Diverse Image Captioning with Context-Object Split Latent Spaces (NeurIPS 2020)

Overview

Diverse Image Captioning with Context-Object Split Latent Spaces

This repository is the PyTorch implementation of the paper:

Diverse Image Captioning with Context-Object Split Latent Spaces (NeurIPS 2020)

Shweta Mahajan and Stefan Roth

We additionally include evaluation code from Luo et al. in the folder GoogleConceptualCaptioning , which has been patched for compatibility.

Requirements

The following code is written in Python 3.6.10 and CUDA 9.0.

Requirements:

  • torch 1.1.0
  • torchvision 0.3.0
  • nltk 3.5
  • inflect 4.1.0
  • tqdm 4.46.0
  • sklearn 0.0
  • h5py 2.10.0

To install requirements:

conda config --add channels pytorch
conda config --add channels anaconda
conda config --add channels conda-forge
conda config --add channels conda-forge/label/cf202003
conda create -n <environment_name> --file requirements.txt
conda activate <environment_name>

Preprocessed data

The dataset used in this project for assessing accuracy and diversity is COCO 2014 (m-RNN split). The full dataset is available here.

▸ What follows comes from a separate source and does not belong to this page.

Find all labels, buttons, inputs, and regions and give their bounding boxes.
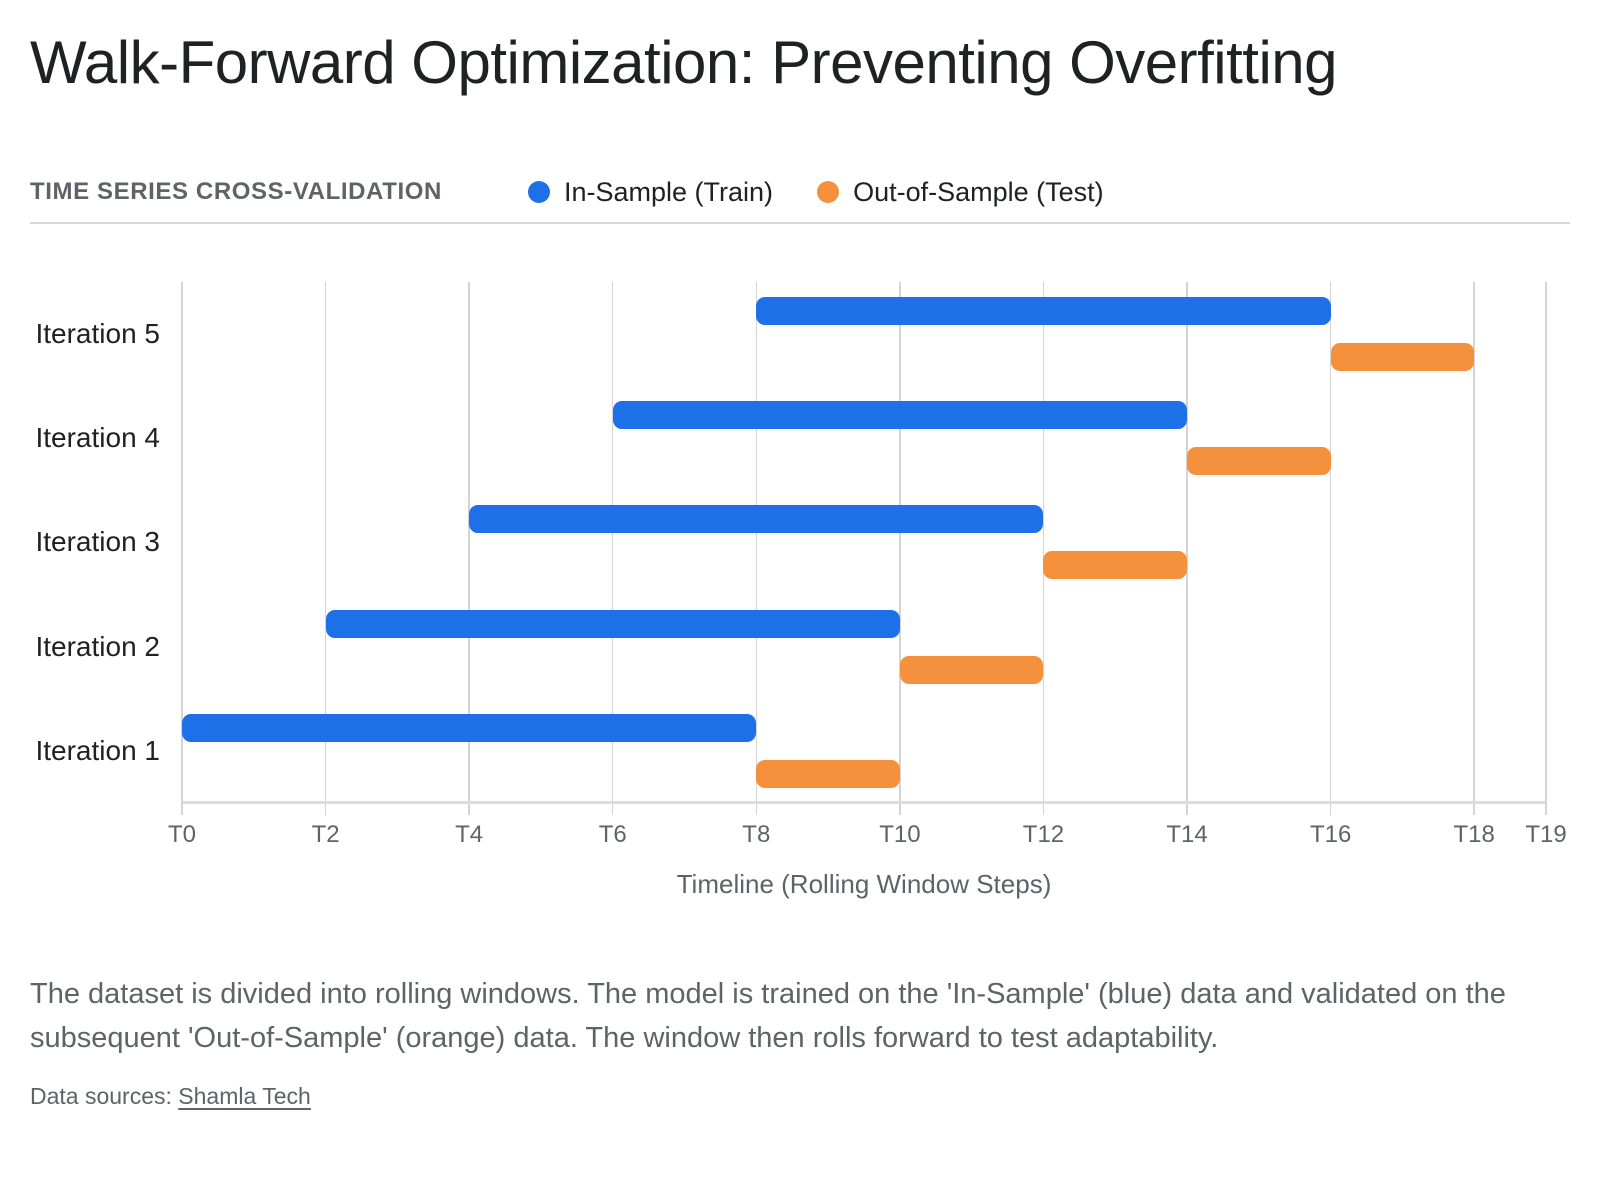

We use the Faster R-CNN features for images similar to Anderson et al.. We additionally require "classes"/"scores" fields detected for image regions. The classes correspond to Visual Genome.

Download instructions

Preprocessed training data is available here as hdf5 files. The provided hdf5 files contain the following fields:

  • image_id: ID of the COCO image
  • num_boxes: The proposal regions detected from Faster R-CNN
  • features: ResNet-101 features of the extracted regions
  • classes: Visual genome classes of the extracted regions
  • scores: Scores of the Visual genome classes of the extracted regions

Note that the ["image_id","num_boxes","features"] fields are identical to Anderson et al.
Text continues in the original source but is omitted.